E-Marketing Concept. The Word of Red Color Located over Text of White Color.Unless you are a contestant on the “Married at First Sight” TV show, an engagement comes before a marriage. Keep that in mind when doing email marketing.

Again, the key focus needs to be “What’s in it for me?” Every message should provide value.

Let’s say the potential client joined your mailing list by filling out a form on your website, or you met them at a conference, and they wanted more information. The sooner you follow up, the more likely they are to remember you. Add value in that first message. Here is the link to the information you requested, answer specific questions they may have had, and invite them to learn more with links to specific content.

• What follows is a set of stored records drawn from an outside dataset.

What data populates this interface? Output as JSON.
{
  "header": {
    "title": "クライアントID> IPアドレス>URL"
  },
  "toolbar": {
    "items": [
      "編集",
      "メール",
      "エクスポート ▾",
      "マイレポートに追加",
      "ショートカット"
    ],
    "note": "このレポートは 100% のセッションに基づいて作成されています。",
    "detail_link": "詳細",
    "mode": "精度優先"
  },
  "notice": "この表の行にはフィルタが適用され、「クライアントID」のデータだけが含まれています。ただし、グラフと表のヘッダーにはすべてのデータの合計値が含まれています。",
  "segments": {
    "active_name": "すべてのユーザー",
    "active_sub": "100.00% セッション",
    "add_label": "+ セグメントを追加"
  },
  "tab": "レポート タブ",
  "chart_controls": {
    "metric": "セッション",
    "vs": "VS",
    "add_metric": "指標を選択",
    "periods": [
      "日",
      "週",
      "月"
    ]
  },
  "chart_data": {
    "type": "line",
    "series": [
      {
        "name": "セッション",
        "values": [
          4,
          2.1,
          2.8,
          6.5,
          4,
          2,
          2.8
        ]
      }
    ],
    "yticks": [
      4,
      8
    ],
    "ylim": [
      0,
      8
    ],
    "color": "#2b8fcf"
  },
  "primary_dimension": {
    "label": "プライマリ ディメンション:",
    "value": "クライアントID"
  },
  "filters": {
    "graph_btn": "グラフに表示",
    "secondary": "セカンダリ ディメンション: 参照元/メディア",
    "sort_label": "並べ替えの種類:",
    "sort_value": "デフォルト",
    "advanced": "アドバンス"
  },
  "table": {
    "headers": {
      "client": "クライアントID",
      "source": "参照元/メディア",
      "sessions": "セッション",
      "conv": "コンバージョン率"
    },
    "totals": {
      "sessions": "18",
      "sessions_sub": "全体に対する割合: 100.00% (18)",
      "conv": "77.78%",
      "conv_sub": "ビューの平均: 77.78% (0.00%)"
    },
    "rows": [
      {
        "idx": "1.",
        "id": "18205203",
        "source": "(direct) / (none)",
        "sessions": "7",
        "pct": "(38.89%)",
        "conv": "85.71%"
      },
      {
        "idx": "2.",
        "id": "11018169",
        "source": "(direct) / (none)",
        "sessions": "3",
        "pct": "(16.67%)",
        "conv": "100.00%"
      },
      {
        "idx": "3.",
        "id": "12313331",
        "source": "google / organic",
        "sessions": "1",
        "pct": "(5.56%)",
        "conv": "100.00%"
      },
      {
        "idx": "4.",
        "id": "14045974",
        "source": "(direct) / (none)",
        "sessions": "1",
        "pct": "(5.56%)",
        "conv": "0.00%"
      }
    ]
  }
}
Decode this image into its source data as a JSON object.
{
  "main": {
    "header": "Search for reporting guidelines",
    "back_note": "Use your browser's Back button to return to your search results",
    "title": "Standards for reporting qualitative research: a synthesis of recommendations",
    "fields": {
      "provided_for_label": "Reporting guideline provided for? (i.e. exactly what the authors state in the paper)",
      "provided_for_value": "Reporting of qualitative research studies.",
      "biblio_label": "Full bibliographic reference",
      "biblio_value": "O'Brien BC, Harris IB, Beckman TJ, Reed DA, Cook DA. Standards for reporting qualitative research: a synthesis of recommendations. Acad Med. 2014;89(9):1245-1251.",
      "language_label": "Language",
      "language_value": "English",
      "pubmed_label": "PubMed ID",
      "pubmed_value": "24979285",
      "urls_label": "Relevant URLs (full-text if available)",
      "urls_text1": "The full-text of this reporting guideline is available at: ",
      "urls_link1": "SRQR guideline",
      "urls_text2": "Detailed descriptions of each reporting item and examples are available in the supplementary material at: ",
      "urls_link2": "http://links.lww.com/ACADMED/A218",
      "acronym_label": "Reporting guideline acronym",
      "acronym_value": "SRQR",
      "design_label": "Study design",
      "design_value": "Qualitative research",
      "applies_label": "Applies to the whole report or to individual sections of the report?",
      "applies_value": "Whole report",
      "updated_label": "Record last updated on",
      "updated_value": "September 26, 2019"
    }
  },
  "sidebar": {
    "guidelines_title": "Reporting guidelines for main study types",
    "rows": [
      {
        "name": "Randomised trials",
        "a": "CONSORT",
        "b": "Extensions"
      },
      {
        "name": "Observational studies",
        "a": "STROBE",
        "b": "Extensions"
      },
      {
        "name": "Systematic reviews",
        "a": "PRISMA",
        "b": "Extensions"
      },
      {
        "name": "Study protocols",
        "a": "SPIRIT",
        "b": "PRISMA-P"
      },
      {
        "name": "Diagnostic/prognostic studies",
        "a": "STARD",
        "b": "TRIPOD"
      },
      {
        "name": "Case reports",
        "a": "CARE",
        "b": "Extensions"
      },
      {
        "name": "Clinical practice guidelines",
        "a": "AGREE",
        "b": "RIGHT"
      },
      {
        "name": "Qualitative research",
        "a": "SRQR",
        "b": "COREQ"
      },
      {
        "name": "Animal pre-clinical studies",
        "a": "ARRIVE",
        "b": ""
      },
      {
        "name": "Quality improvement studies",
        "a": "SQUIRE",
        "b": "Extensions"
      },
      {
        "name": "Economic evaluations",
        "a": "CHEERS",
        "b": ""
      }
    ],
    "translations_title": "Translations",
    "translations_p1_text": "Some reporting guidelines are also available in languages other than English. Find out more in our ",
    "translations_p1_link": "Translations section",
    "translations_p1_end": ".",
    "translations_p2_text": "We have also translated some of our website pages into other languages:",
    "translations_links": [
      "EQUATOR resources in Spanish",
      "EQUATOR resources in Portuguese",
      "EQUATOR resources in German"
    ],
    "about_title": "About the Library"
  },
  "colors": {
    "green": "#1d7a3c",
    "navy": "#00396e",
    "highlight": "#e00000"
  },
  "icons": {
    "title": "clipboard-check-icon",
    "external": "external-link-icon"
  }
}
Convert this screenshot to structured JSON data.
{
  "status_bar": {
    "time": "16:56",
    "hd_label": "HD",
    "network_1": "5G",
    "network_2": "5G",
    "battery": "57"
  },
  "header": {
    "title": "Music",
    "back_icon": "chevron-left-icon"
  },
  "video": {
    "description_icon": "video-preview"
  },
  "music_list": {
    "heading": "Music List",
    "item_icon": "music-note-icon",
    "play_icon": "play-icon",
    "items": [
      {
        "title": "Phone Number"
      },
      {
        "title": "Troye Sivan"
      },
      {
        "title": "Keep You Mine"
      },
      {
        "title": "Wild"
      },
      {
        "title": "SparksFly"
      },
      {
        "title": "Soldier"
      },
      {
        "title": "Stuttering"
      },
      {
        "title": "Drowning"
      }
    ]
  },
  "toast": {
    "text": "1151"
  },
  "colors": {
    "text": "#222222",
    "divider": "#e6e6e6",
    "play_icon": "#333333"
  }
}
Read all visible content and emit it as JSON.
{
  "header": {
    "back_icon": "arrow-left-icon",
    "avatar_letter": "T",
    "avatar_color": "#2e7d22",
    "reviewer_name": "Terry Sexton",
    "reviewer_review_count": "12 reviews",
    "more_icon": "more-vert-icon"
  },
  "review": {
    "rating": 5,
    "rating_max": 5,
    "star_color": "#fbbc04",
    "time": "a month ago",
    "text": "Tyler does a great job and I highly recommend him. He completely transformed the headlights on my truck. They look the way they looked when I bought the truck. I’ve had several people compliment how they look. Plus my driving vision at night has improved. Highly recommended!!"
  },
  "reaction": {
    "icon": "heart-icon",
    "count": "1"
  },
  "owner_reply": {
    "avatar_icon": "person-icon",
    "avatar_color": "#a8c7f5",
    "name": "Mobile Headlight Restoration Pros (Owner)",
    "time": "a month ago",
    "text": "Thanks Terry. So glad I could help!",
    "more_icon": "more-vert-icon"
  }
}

Message two should follow after you have linked to them on social media, which, again, should be done sooner rather than later.

As they engage more with your messages, you can increase frequency. Every message, though, should continue to contain useful, practical information that will help with their role. Demonstrate your expertise. Don’t SELL, SELL, SELL, but it’s OK if you (sell), (sell), (sell).

Personalization That Matters

So, let’s take a quick look at personalization. Your solution cannot be all things to all people. Clearly define your target audience in granular detail to streamline personalization and customization, everything role, industry, geography, and other characteristics that will allow you develop specific examples and provide individual suggestions. Of course, all this should be done at scale so you can segment your lists.

When you begin to focus on personalization, use industry specific examples, such as cybersecurity challenges for CISOs or regulatory compliance issues for healthcare leaders. Don’t forget about role-based content: the CIO and the project manager have completely different perspectives on how your platform can help their IT operations.

While every message needs to have a call to action, it doesn’t always have to be a hard sell. Give them access to other relevant information, perhaps a case study, or invite them to join one of your users’ groups.

Use your inbound marketing platform to analyze clients’ behaviors as well. If this group of potential clients consistently watches your videos, make sure every message has a link to video content. If another group keeps downloading your whitepapers, make sure they get updated versions from within your existing library and ensure they are notified every time a new, relevant whitepaper is published.

The more frequently they open your content, the stronger possibility you have to transition them from a lead to a client.

Email within the PESO© Universe

While email marketing has the highest ROI of any marketing activity, make sure you reinforce your campaigns across other channels.

Your email marketing campaign may be focusing on the release of your latest whitepaper and how it helps your clients achieve X, Y, and Z. Ensure those same messages are being shared on your social media, public relations, retargeting advertising, and at your conference appearances.

Each message reinforces the others, ensuring potential clients are kept up to date without having to receive an email every day or two; overexposure is not your friend.

Don’t Lose Them

Ideally, marketing and sales are working very closely together under an account-based marketing model. Make sure only qualified, ready leads are passed on to the next steps. Determine what metrics make the most sense for your customer base. It could be engaging with X pieces of content, visiting Y pages, asked specific questions, or requested a demo.

Test and Measure

Consider every email sequence the opportunity to check your strategies and tactics. How many messages did it take for them before they opened one of them? What are the open and click rates? Did message header A perform better than message header B? How long did it take before they asked for more information?

Use the data to refine your sequences. If email two and four had the best performance, tweak messages one and three to match them. If you get a few responses on email two and many more on email four ensure your sequences are at least four messages long.

It Takes Time

Not everyone is going to respond. Not everyone is going to respond in a timely manner. They may not be ready for what you are selling. When they are, though, if you’re consistent, you will be top of mind. Ideally, you’ll provide the right information at the right time to move them along the path to purchase.